O homem armado suspeito de invadir o jantar de gala da imprensa que contava com a presença do presidente dos Estados Unidos, Donald Trump, comparecerá à Justiça nesta segunda-feira, 26, para responder pela acusação de ataque a tiros. O incidente ocorreu em um hotel de Washington durante um evento com a imprensa na noite de sábado.
Autoridades do governo informaram que o suspeito, um homem da Califórnia, aparentemente tinha como objetivo matar Trump e funcionários de alto escalão do governo. Este foi o que teria sido a terceira tentativa de assassinato contra o presidente em dois anos. O suspeito, cuja identidade não foi oficialmente revelada, foi identificado pela imprensa americana como Cole Tomas Allen, de 31 anos, natural de Torrance, Califórnia.
Trump foi retirado do local por agentes do Serviço Secreto e publicou imagens das câmeras de segurança que mostram o homem armado tentando superar um posto de segurança. Após uma rápida troca de tiros com os agentes, ele foi detido no local. Trump também divulgou fotos do suspeito algemado, sem camisa e deitado de bruços sobre o carpete do hotel.
““Eu não estava preocupado.
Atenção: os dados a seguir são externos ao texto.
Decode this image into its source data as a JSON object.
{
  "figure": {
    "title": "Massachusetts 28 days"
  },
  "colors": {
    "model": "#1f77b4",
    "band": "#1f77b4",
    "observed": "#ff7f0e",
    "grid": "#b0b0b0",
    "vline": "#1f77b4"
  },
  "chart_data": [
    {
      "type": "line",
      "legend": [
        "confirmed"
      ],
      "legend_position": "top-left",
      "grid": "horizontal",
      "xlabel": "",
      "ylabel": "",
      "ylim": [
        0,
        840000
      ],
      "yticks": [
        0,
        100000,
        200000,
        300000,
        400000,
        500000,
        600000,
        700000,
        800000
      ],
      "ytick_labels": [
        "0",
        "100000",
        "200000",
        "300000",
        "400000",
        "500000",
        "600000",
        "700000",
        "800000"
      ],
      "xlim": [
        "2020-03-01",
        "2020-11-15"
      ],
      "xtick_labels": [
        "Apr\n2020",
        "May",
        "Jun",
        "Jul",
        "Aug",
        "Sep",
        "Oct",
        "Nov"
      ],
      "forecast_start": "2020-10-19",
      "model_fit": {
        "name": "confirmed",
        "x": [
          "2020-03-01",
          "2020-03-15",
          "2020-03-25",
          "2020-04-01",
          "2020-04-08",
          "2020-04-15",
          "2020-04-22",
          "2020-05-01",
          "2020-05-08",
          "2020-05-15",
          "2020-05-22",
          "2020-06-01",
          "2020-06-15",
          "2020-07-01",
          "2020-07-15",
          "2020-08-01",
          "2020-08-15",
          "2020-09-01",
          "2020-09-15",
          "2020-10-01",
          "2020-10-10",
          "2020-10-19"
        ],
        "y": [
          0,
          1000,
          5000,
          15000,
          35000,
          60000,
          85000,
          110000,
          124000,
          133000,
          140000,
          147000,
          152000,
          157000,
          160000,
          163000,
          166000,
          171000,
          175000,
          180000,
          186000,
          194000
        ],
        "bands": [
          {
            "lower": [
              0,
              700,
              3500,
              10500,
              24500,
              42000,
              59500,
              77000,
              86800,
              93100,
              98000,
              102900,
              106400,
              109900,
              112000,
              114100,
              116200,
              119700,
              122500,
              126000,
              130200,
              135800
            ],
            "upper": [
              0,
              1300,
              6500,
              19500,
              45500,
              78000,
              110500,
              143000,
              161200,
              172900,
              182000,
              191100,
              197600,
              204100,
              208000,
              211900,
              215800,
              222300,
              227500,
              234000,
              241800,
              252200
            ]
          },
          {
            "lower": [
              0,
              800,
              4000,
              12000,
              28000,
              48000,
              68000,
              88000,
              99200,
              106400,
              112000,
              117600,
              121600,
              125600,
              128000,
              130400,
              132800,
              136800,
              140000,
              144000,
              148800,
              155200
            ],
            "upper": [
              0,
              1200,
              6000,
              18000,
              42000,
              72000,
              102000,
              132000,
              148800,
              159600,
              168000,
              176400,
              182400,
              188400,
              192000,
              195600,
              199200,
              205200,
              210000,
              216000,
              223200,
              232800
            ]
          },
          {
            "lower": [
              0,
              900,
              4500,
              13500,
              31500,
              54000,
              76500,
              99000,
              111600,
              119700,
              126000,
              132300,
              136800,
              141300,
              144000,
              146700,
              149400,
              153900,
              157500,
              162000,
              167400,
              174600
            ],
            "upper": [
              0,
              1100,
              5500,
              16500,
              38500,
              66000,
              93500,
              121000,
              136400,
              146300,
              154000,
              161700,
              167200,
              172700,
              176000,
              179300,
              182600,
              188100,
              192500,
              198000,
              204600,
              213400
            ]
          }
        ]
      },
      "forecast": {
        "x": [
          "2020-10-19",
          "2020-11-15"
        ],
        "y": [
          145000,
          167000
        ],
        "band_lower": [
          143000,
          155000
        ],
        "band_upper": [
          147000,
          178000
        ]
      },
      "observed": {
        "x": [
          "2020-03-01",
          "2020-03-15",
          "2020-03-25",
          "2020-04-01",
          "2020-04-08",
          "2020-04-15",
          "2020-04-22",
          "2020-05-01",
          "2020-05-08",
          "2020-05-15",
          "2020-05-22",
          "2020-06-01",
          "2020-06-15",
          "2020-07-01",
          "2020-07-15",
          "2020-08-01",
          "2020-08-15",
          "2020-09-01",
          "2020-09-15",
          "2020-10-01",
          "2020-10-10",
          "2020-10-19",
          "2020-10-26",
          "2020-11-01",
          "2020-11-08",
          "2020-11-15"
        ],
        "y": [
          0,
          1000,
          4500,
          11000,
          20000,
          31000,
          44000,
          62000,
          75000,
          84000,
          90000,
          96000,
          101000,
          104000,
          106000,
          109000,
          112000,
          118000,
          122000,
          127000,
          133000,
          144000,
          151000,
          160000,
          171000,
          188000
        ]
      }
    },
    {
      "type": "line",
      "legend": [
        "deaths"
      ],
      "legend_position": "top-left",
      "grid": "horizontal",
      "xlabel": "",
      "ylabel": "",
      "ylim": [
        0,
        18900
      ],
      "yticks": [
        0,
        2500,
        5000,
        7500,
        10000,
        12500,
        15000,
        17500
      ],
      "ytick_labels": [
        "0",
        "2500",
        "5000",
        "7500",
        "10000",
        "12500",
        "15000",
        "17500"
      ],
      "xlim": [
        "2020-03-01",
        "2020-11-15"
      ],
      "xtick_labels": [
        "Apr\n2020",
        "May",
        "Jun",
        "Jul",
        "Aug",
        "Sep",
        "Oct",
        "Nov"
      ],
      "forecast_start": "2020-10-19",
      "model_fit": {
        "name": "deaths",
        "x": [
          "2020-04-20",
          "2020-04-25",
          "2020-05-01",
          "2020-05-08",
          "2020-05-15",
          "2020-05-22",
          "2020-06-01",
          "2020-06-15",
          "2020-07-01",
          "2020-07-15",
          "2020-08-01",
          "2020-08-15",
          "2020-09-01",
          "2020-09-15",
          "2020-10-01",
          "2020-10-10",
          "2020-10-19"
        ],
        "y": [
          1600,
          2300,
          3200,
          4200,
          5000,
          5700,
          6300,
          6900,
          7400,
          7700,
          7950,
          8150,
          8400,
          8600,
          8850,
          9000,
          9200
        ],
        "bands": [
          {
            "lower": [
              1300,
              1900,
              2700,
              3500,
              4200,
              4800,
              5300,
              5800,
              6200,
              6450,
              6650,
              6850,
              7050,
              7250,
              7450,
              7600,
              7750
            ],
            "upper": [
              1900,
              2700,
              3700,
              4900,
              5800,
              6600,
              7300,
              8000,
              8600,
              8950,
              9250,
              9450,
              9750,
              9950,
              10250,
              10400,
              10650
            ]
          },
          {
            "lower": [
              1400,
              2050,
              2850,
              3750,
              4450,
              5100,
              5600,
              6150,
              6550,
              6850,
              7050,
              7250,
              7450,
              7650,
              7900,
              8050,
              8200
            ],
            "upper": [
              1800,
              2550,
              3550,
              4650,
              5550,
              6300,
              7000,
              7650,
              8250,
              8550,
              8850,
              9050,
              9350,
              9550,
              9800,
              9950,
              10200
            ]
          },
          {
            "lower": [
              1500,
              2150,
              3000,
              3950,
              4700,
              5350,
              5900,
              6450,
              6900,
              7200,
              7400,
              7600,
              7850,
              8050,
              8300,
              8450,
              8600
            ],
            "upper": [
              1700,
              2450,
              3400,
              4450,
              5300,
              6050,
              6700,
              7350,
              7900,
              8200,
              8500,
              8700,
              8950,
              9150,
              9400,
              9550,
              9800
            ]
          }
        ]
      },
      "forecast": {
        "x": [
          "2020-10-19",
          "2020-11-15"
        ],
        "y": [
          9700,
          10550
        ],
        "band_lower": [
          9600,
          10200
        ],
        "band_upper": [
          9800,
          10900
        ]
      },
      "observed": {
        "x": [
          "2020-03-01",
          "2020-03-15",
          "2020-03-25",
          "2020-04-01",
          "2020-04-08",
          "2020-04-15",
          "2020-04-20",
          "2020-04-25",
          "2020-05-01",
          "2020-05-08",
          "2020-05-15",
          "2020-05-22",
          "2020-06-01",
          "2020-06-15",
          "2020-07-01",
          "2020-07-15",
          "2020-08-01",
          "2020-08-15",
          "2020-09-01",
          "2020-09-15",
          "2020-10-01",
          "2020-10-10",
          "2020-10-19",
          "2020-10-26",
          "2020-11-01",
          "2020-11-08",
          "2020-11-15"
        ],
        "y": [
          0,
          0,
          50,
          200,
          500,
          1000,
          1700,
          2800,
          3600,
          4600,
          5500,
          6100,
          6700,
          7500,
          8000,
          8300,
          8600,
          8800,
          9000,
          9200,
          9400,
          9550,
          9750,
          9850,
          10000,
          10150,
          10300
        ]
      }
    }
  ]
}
Entendo a vida. Vivemos em um mundo louco”,”
disse Trump em uma entrevista exibida no programa “60 Minutes” da CBS. No domingo, o procurador-geral interino dos Estados Unidos, Tom Blanche, declarou que o suspeito não estava “cooperando ativamente” e que esperava que acusações formais fossem apresentadas contra ele em um tribunal federal em Washington.
Blanche afirmou que, com base em informações preliminares, o suspeito tinha como alvo membros do governo e confirmou que ele estava armado com uma espingarda, uma pistola e uma faca. O homem estava hospedado no Washington Hilton, onde ocorreu o jantar de gala da Associação de Correspondentes da Casa Branca.
““O cara é doente”,”
disse Trump ao canal Fox News, referindo-se ao suspeito, que, segundo ele, havia escrito um manifesto “anticristão”. O jornal New York Post relatou que o suspeito havia compartilhado uma mensagem com a família pouco antes do ataque, indicando que seus alvos seriam “priorizados do maior para o menor escalão”.
No jantar de gala, estavam presentes Trump, a primeira-dama Melania Trump, o vice-presidente JD Vance, vários membros do gabinete e congressistas, além de centenas de convidados. Trump relatou que inicialmente pensou que o barulho que ouviu era uma bandeja caindo, antes de perceber que eram tiros.
Um agente de segurança foi baleado à queima-roupa em seu colete à prova de balas, mas aparentemente não sofreu ferimentos graves. Trump comentou que o hotel não era “uma instalação particularmente segura”, levantando questões sobre os protocolos de segurança do presidente.
O presidente já havia sido alvo de tentativas de assassinato anteriormente, incluindo um incidente em um comício em Butler, na Pensilvânia, em 2024, onde um homem armado disparou, matando um espectador e ferindo levemente Trump. O Washington Hilton, onde ocorreu o ataque, também foi o local de um atentado contra o presidente Ronald Reagan em 1981.
Trump afirmou que o ataque demonstra os motivos de segurança que ele tem alegado para construir um novo salão de baile ao lado da Casa Branca, um projeto que enfrenta desafios jurídicos. O incidente ocorreu menos de 48 horas antes da visita de Estado do rei Charles III e da rainha Camila a Washington.